Prism by Roland Allnach is a wonderful collection of short stories which manage to capture the imagination. I became hooked from the beginning on this enthralling eclectic collection of rare delights. I think that the mixture is just right and there is something for everyone here. The author did get great feedback in the preview to this book, which always makes the read more enjoyable, and I knew I would not be disappointed. Out of them all, my favourite has to be the first story with the soldier whose men had all died. He goes looking for water and his life changes forever. I found this captivating and imaginative and could not stop reading.

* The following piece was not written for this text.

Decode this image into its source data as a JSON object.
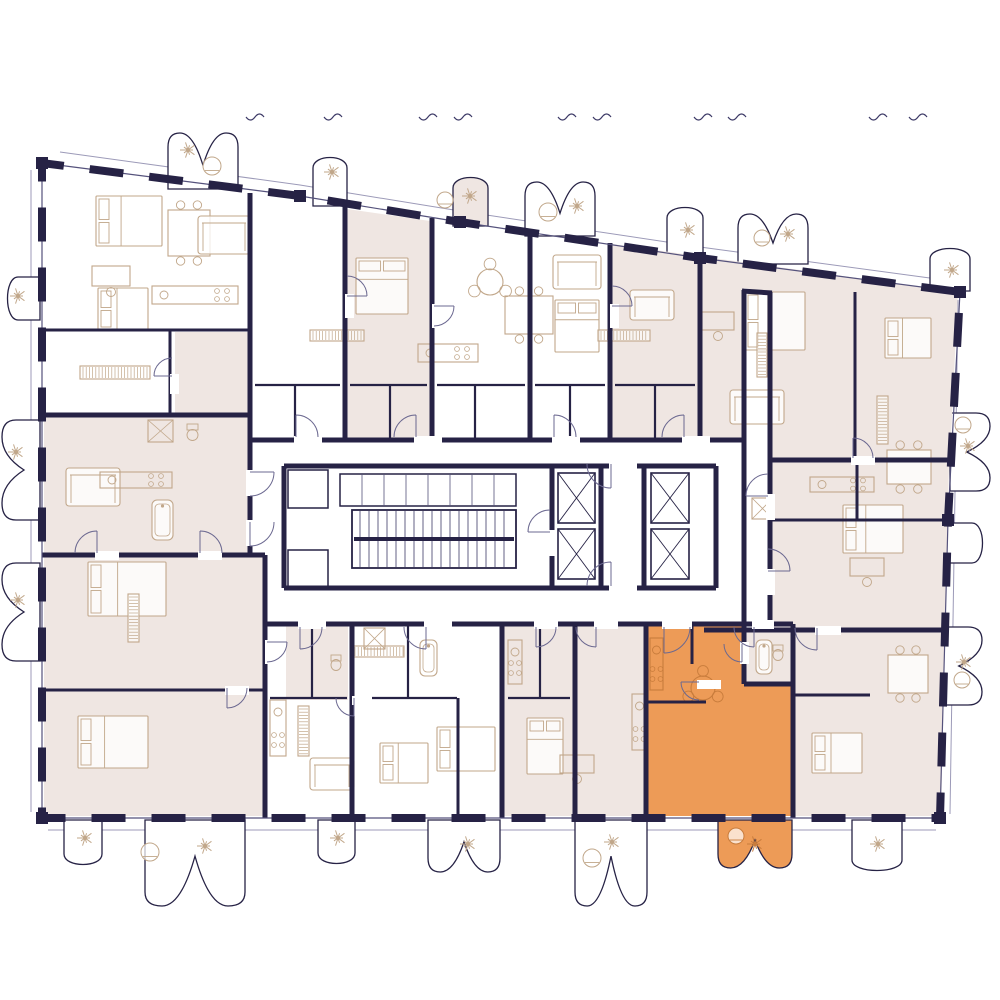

Roland Allnach delivers a wonderful collection of stories in Prism. It was cleverly written in a way which attracted the reader from the outset. Each story was different and unique. I think there is something for all tastes and I expect to be seeing more great things from this author. The development of the plots and characters had just the correct balance and I was just taken away into the realms of my own imagination. I look forward to another similar collection from this author and I would highly recommend this book to all. It brings an air of mystery, along with witty and wonderfully delivered tales. Prism will certainly be one of those rare books to add to my collection of precious finds. Overall, I would say that you are missing out if you don't read this book.